Ante la crisis mundial, el Consejo de Seguridad deja de lado el conflicto del Sáhara
El Consejo de Seguridad de la Organización de Naciones Unidas (ONU) ha discutido este jueves pasado un informe del secretario general Antonio Guterres sobre el proceso de negociaciones en curso para resolver definitivamente el conflicto del Sáhara Occidental. La opinión generalizada de los dirigentes de los países miembros del Consejo es que se trata de un conflicto secundario, marginal y que debe resolverse en base a negociaciones cuatripartitas entre las partes, los tres Gobiernos involucrados, de Marruecos, Argelia y Mauritania, y el movimiento Frente Polisario, que representa la población refugiada en los campamentos argelinos de Tinduf. Ya se han realizado dos reuniones en 2018 y 2019, y Antonio Guterres quiere una nueva para este año.
Por otra parte, el mismo jueves Guterres convocaba por videoconferencia a los miembros del Consejo para abordar la crisis mundial generada por el coronavirus. Esta es en realidad la preocupación principal de todos los países, y el nudo estratégico clave al que se enfrenta la ONU y su órgano ejecutivo máximo, el Consejo de Seguridad.
El Frente Polisario, que no estaba presente en el debate del Consejo, pero que hizo conocer su posición a través de Sudáfrica, miembro no permanente de los 15, alega que el derecho de autodeterminación es inalienable y que no renunciará al mismo.
Tras los discursos repetitivos e inanes de dos de las cuatro partes que deben negociar, Argelia y el Polisario, se esconde una amarga realidad. La pandemia mundial está haciendo comprender a la población saharaui refugiada en Tinduf, que se encuentra atrapada en una ratonera. La falta de medios sanitarios básicos, el hambre y la desnutrición provocan en ella el pánico a que una casi inevitable extensión del contagio de la COVID-19 en los campos de refugiados acabe en una hecatombe y diezme inexorablemente a sus habitantes. De Tinduf no se puede salir, las fronteras están cerradas, y Argelia no tiene capacidad para absorber los miles de contagiados que necesitarán atención hospitalaria y cuidados intensivos.

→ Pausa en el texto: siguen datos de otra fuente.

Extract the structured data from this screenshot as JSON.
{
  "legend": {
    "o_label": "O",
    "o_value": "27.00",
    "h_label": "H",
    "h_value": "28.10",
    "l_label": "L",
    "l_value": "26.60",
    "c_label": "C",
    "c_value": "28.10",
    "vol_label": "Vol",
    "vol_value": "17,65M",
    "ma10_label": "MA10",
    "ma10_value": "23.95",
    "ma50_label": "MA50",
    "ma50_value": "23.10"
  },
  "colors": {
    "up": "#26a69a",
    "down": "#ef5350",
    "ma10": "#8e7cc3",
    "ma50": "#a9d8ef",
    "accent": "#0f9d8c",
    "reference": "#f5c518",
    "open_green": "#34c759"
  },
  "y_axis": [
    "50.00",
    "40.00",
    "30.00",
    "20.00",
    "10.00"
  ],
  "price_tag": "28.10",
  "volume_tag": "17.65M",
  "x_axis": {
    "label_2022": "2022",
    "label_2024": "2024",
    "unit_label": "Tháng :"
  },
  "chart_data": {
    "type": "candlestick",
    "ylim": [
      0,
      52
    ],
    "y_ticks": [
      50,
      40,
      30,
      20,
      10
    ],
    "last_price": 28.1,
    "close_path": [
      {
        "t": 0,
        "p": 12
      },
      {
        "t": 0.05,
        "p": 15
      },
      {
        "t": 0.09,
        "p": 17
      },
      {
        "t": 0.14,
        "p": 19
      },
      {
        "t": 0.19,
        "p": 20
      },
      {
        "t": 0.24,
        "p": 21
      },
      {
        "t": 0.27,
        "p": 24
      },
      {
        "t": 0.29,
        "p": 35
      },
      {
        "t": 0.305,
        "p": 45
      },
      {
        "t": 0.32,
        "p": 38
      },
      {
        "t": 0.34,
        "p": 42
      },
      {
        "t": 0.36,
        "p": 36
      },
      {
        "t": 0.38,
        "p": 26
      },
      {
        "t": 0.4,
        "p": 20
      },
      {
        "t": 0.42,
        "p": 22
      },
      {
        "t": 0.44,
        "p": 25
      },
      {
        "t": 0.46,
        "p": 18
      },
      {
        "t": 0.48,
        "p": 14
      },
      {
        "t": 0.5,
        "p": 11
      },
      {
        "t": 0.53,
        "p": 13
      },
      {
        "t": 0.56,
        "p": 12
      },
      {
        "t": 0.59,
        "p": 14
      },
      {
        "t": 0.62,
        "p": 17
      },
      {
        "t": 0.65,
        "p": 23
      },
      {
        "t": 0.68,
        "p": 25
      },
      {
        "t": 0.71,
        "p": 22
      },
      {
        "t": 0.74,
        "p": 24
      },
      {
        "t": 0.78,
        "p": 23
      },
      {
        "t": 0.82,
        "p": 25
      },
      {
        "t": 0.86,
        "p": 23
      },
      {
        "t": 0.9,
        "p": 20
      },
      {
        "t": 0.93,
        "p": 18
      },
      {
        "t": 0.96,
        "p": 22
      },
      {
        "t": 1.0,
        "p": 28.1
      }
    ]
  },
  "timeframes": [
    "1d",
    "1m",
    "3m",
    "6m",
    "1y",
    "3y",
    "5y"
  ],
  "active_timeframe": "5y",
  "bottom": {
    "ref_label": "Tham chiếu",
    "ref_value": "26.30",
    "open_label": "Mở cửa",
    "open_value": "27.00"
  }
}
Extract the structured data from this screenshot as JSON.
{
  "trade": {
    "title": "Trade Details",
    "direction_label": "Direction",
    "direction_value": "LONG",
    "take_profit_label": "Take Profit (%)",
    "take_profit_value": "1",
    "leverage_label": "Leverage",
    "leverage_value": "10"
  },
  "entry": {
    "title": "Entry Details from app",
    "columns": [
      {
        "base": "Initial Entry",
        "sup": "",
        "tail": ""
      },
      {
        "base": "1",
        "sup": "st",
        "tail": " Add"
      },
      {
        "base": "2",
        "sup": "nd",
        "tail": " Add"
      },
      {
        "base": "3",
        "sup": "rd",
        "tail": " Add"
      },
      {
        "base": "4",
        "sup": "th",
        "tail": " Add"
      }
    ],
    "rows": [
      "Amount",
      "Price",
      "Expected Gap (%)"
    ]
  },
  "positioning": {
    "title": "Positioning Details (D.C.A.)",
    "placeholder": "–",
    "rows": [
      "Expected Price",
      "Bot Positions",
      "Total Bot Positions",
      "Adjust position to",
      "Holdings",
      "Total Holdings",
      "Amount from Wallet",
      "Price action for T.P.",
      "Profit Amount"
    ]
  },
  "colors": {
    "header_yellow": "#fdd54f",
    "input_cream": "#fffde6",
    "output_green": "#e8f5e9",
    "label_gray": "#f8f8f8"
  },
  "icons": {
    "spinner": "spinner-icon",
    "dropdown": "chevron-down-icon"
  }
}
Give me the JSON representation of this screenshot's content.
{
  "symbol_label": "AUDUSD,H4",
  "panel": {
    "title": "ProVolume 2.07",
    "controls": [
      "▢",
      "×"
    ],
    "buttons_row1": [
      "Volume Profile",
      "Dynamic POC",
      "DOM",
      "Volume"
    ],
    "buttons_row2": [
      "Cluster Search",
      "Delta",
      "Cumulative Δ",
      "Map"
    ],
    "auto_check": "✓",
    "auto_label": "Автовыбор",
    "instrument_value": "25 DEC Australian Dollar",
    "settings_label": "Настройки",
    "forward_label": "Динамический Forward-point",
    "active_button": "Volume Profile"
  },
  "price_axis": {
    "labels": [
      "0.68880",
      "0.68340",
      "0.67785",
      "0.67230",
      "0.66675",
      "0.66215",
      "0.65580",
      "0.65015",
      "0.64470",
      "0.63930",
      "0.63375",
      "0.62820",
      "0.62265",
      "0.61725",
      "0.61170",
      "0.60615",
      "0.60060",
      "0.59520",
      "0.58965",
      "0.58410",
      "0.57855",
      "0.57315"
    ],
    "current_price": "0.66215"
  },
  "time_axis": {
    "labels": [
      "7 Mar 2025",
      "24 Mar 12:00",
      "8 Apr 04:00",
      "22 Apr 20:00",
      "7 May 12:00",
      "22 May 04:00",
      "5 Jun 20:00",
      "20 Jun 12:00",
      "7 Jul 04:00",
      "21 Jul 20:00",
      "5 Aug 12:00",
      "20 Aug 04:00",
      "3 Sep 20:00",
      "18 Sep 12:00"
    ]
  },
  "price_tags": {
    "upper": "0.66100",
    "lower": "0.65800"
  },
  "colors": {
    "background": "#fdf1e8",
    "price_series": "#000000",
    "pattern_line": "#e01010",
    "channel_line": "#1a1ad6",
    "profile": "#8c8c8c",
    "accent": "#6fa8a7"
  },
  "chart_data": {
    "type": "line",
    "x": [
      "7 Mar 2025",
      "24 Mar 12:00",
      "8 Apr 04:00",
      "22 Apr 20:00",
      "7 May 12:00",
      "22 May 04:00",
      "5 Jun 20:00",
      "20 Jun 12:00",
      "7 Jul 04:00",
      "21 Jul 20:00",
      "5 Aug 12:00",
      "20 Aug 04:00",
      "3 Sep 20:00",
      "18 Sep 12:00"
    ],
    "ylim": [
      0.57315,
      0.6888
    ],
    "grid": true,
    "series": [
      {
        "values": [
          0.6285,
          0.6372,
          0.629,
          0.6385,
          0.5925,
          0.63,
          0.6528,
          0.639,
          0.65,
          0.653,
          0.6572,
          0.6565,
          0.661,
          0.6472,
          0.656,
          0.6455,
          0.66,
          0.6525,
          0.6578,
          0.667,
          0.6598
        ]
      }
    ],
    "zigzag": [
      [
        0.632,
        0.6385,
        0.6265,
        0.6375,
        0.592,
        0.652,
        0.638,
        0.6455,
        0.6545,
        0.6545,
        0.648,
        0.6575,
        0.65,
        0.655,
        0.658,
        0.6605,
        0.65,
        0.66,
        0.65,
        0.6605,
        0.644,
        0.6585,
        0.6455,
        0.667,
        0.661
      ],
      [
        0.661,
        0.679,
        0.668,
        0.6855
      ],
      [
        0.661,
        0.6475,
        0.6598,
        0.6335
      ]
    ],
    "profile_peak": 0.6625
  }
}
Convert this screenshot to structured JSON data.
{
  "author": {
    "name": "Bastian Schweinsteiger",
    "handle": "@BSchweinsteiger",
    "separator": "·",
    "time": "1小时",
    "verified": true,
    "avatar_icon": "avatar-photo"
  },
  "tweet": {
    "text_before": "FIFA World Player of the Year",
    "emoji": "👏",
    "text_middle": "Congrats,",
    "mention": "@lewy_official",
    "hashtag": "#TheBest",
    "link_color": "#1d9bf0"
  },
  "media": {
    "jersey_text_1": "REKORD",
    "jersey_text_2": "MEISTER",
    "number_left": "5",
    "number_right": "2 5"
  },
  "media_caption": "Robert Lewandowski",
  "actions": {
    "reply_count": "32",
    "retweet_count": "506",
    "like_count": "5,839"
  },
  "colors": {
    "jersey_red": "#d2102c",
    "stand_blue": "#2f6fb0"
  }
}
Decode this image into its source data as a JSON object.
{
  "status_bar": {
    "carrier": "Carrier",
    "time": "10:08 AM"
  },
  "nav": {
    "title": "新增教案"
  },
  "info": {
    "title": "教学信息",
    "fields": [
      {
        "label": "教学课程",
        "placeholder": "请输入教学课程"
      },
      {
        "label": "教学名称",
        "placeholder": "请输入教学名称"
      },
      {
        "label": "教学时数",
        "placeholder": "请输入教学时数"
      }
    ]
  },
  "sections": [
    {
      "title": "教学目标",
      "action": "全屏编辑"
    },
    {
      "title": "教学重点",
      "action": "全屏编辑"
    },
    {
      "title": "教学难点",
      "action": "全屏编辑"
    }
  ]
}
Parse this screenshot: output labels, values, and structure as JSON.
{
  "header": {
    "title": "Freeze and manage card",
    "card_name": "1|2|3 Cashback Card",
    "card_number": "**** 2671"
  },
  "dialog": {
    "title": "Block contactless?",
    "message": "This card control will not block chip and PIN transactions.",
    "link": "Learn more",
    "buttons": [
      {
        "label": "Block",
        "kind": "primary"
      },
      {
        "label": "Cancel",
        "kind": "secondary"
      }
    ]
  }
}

En estas ultimas semanas de extensión de la pandemia, los dirigentes del Polisario no han hecho ninguna mención a sus consecuencias. Ellos, en caso de síntomas graves, podrán ser atendidos por los hospitales argelinos, y hasta por Cuba si fletan un avión medicalizado desde Tinduf a La Habana, pero la población de los campos deberá hacer frente con sus medios a la mortífera enfermedad. En cuanto a los ‘funcionarios’, estudiantes, negociantes y profesionales en el entorno del Polisario, que en todo el mundo suman varios miles repartidos entre los países y sus delegaciones, la crisis les ha cogido en los países de residencia, donde podrán ser atendidos como las poblaciones locales.
También los saharauis que habitan en el territorio serán afectados por la pandemia, pero tendrán la misma atención que el resto de ciudadanos en el sistema sanitario marroquí, que se prepara para hacer frente a la avalancha de la COVID-19.
El Polisario enarbola una serie de derechos que han formado parte del bagaje reivindicativo en el mundo desde el final de la Segunda Guerra Mundial, que condujo a la descolonización de África. Pero antes que esos ‘derechos’ se encuentra la propia supervivencia de las poblaciones. El derecho principal de cualquier saharaui, europeo, africano o ciudadano del mundo es el de vivir, y no el tener una bandera, una lengua o una creencia particular. Y en este momento, es este derecho el que está en peligro. Argelia, Marruecos, Mauritania y el Polisario deberían concluir y firmar un gran acuerdo para que, una vez concluida la emergencia sanitaria, diseñar una solución territorial, autonómica, integradora y respetuosa de la idiosincrasia de cada una de las poblaciones que componen el mosaico norteafricano. El acuerdo se puede alcanzar ya, y su aplicación se hará realidad una vez abiertas las fronteras.